All patient variables were measured as categorical ones (admissions in 2017, as well as if it was voluntary or compulsory, were measured as yes/no questions). The exact number of patients living around each PCF was considered (continuous variable).
Data analytic approach
Statistical analysis was carried out using the statistical software R studio©, version 3.4.2, as well as QGIS, version 3.0.2, software applications.

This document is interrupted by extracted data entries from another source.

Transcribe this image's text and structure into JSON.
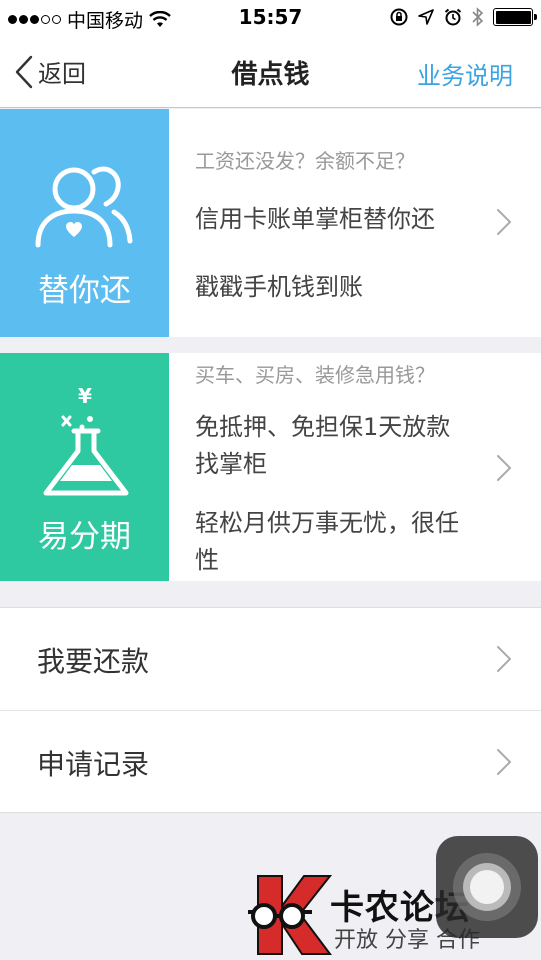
{
  "status_bar": {
    "carrier": "中国移动",
    "time": "15:57"
  },
  "nav": {
    "back_label": "返回",
    "title": "借点钱",
    "action_label": "业务说明"
  },
  "cards": [
    {
      "tile_label": "替你还",
      "tile_color": "#5bbdf0",
      "icon": "people-heart-icon",
      "question": "工资还没发？余额不足？",
      "line1": "信用卡账单掌柜替你还",
      "line2": "戳戳手机钱到账"
    },
    {
      "tile_label": "易分期",
      "tile_color": "#2ec8a1",
      "icon": "flask-yen-icon",
      "question": "买车、买房、装修急用钱？",
      "line1a": "免抵押、免担保1天放款",
      "line1b": "找掌柜",
      "line2a": "轻松月供万事无忧，很任",
      "line2b": "性"
    }
  ],
  "list": [
    {
      "label": "我要还款"
    },
    {
      "label": "申请记录"
    }
  ],
  "watermark": {
    "title": "卡农论坛",
    "subtitle": "开放 分享 合作"
  },
  "colors": {
    "accent": "#3aa3e3",
    "background": "#efeff4"
  }
}
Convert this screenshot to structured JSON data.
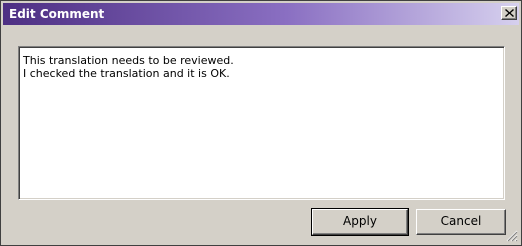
{
  "window": {
    "title": "Edit Comment"
  },
  "titlebar": {
    "close_icon": "close-icon",
    "gradient_colors": [
      "#4d2f83",
      "#8a6fc2",
      "#d6d0ee"
    ]
  },
  "comment": {
    "lines": [
      "This translation needs to be reviewed.",
      "I checked the translation and it is OK."
    ]
  },
  "buttons": {
    "apply_label": "Apply",
    "cancel_label": "Cancel"
  },
  "colors": {
    "dialog_face": "#d4d0c8",
    "text_area_background": "#ffffff"
  }
}
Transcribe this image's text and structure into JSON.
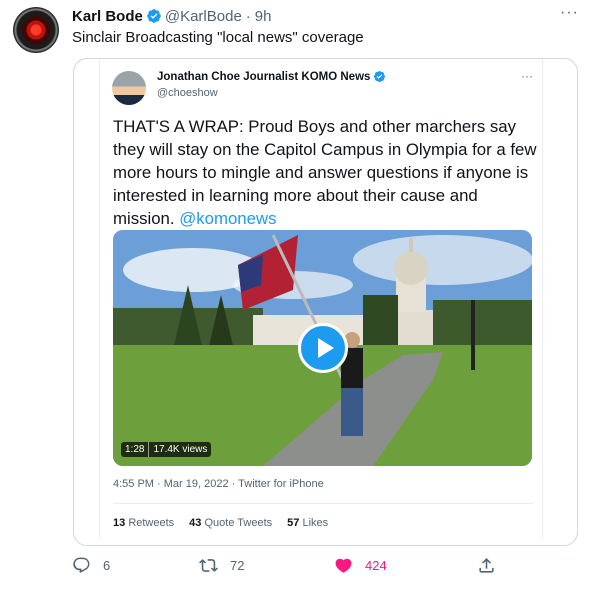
{
  "tweet": {
    "display_name": "Karl Bode",
    "handle": "@KarlBode",
    "separator": "·",
    "timestamp": "9h",
    "more": "···",
    "text": "Sinclair Broadcasting \"local news\" coverage",
    "verified_color": "#1d9bf0",
    "avatar_icon": "hal-9000-eye-icon"
  },
  "quoted": {
    "display_name": "Jonathan Choe Journalist KOMO News",
    "handle": "@choeshow",
    "more": "···",
    "text": "THAT'S A WRAP: Proud Boys and other marchers say they will stay on the Capitol Campus in Olympia for a few more hours to mingle and answer questions if anyone is interested in learning more about their cause and mission.",
    "mention": "@komonews",
    "video": {
      "duration": "1:28",
      "views": "17.4K views",
      "play_icon": "play-icon"
    },
    "meta": "4:55 PM · Mar 19, 2022 · Twitter for iPhone",
    "stats": {
      "retweets_count": "13",
      "retweets_label": "Retweets",
      "quotes_count": "43",
      "quotes_label": "Quote Tweets",
      "likes_count": "57",
      "likes_label": "Likes"
    }
  },
  "actions": {
    "reply_count": "6",
    "retweet_count": "72",
    "like_count": "424",
    "like_color": "#f91880",
    "reply_icon": "reply-icon",
    "retweet_icon": "retweet-icon",
    "like_icon": "heart-icon",
    "share_icon": "share-icon"
  },
  "colors": {
    "accent": "#1d9bf0",
    "text": "#0f1419",
    "secondary": "#536471",
    "border": "#cfd9de"
  }
}
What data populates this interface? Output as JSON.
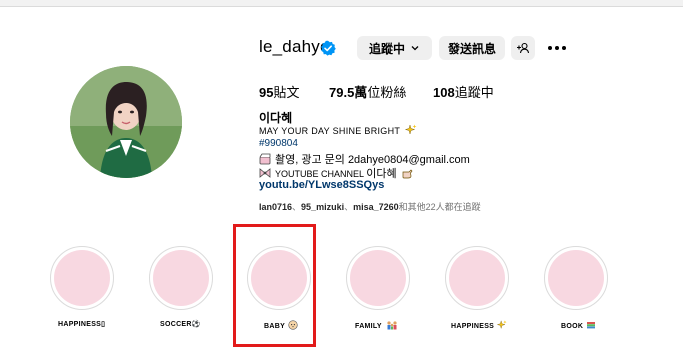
{
  "profile": {
    "username": "le_dahye",
    "buttons": {
      "follow": "追蹤中",
      "message": "發送訊息"
    },
    "stats": {
      "posts": "95",
      "posts_label": "貼文",
      "followers": "79.5萬",
      "followers_label": "位粉絲",
      "following": "108",
      "following_label": "追蹤中"
    },
    "display_name": "이다혜",
    "bio": {
      "line1": "MAY YOUR DAY SHINE BRIGHT",
      "line2": "#990804",
      "line3": "촬영, 광고 문의 2dahye0804@gmail.com",
      "line4_small": "YOUTUBE CHANNEL",
      "line4_name": "이다혜",
      "link": "youtu.be/YLwse8SSQys"
    },
    "followed_by": {
      "user1": "lan0716",
      "user2": "95_mizuki",
      "user3": "misa_7260",
      "rest": "和其他22人都在追蹤"
    }
  },
  "highlights": [
    {
      "label": "HAPPINESS",
      "suffix": "▯"
    },
    {
      "label": "SOCCER",
      "suffix": "⚽"
    },
    {
      "label": "BABY",
      "suffix": ""
    },
    {
      "label": "FAMILY",
      "suffix": ""
    },
    {
      "label": "HAPPINESS",
      "suffix": ""
    },
    {
      "label": "BOOK",
      "suffix": ""
    }
  ],
  "colors": {
    "accent_link": "#00376b",
    "verified": "#0095f6",
    "highlight_fill": "#f8d8e1",
    "annotation_box": "#e21a1a"
  }
}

Patients were initially spatially merged according to Census 2011 data, at the census subsection tract. Spatial autocorrelation was measured using joint counting statistics, based on the number of existing pairs of adjacent patient/patient locations (queen criterion of contiguity, which includes all units that share a common vertex with each square), and considering 25x25 meters to represent the area of each patient (average area of the Census’ subsections in the area of the city here considered). Statistical analyzes were performed for the overall number of patients, main group of disorders, need for acute psychiatric admission, and whether that admission was voluntary or not, considering 95% confidence intervals.
Distance between each patient and each PCF was initially estimated (average of 656 meters), as well as distance to CHPL (using “distances” and “multipoint.vars” functions and packages in RStudio). Average distance to the PCF and to CHPL were compared among patients with a psychiatric admission in 2017 versus patients without admissions in that year, and between compulsory admissions versus voluntary ones (using Student’s t-test). Then, to access proximity and concentration of patients to PCF, the number of patients living within a defined radius was calculated for each PCF - two different radiuses were calculated: 656 and 1000m, the latter considering that it was the distance needed to include 75% of the total number of patients. Comparative analysis of the data collected, identifying the PCF that had the smallest average distance from the patients’ residency, and the ones that have the biggest number of patients in each radius, was performed. Statistical analyzes were performed for the overall number of patients, main group of disorders, need for acute psychiatric admission, and compulsory admissions. Considering that the present study had a focus on patients’ accessibility to PCF, as they present possible places for development of measures regarding disease prevention and psychoeducation, and also considering that many psychiatric patients have worsened access to PCF (not having an assigned general practitioner), it was accepted that many patients were considered twice, in case their place of residency was associated with more than one PCF.